Abstracts

Rationale: It is increasingly recognised that genetic variability in proteins involved in the pharmacokinetics and pharmacodynamics of therapeutic agents can influence their dosing requirements. Lamotrigine (LTG) is a modern antiepileptic drug which acts on voltage-gated sodium channels and which may be transported across biological membranes by P-glycoprotein. We have investigated sodium channel and P-glycoprotein gene variants in an effort to identify predictors of LTG maintenance dose.Methods: A total of 94 epilepsy patients (51% male; median age 38 years, range 17-85 years) who had been seizure-free for at least one year on LTG monotherapy were included in the analysis. Clinical information was extracted from case records. Common genetic variants in SCN2A (c.56G>A) and ABCB1 (c.1236C>T & c.3435C>T) were identified by polymerase chain reaction - restriction fragment length polymorphism. Associations were characterised by linear regression analyses.Results: Univariate analysis suggested that gender (r²=0.09, p=0.001) and the ABCB1 c.1236C>T variant (r²=0.06, p=0.01) were associated with LTG maintenance dose. There was no association with age, the SCN2A c.56G>A variant or the ABCB1 c.3435C>T variant.
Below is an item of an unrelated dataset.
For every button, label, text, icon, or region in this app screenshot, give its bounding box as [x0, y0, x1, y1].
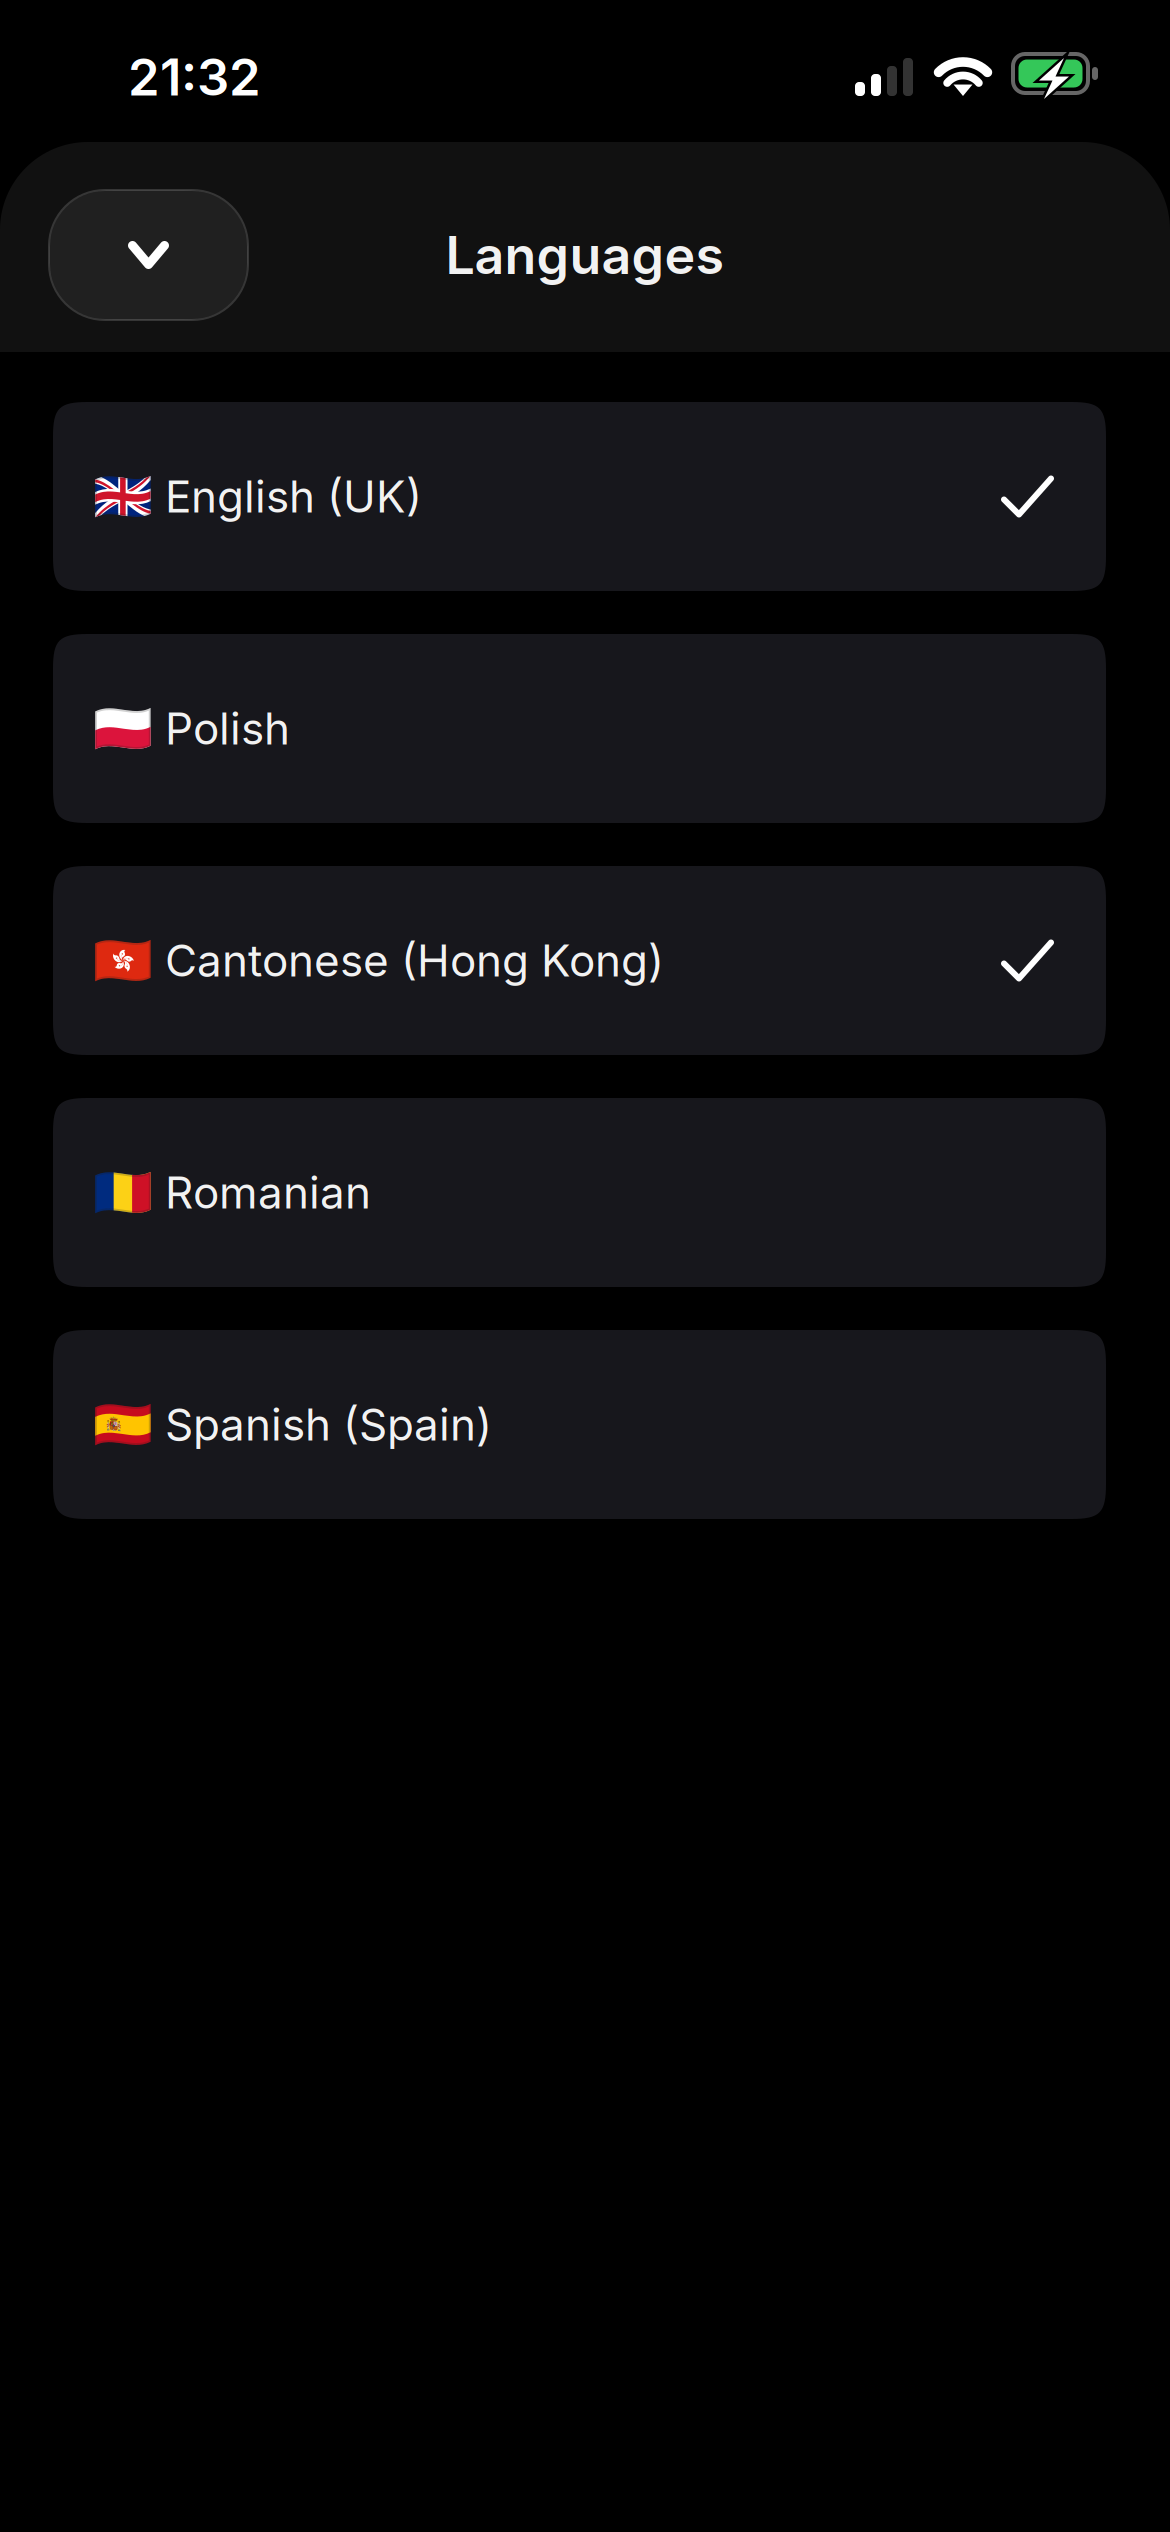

A multivariate model incorporating gender and a multiplicative interaction between c.1236C>T and c.3435C>T variants was sufficiently strong to predict LTG maintenance dose (r²=0.17; p<0.001).Conclusions: This analysis suggests that a combination of gender and genetic variants of the ABCB1 gene can predict effective maintenance doses of LTG. These findings also lend weight to the potential involvement of P-glycoprotein in LTG pharmacokinetics. Further studies incorporating additional clinical factors and genetic variants are required to strengthen the prognostic value of this observation.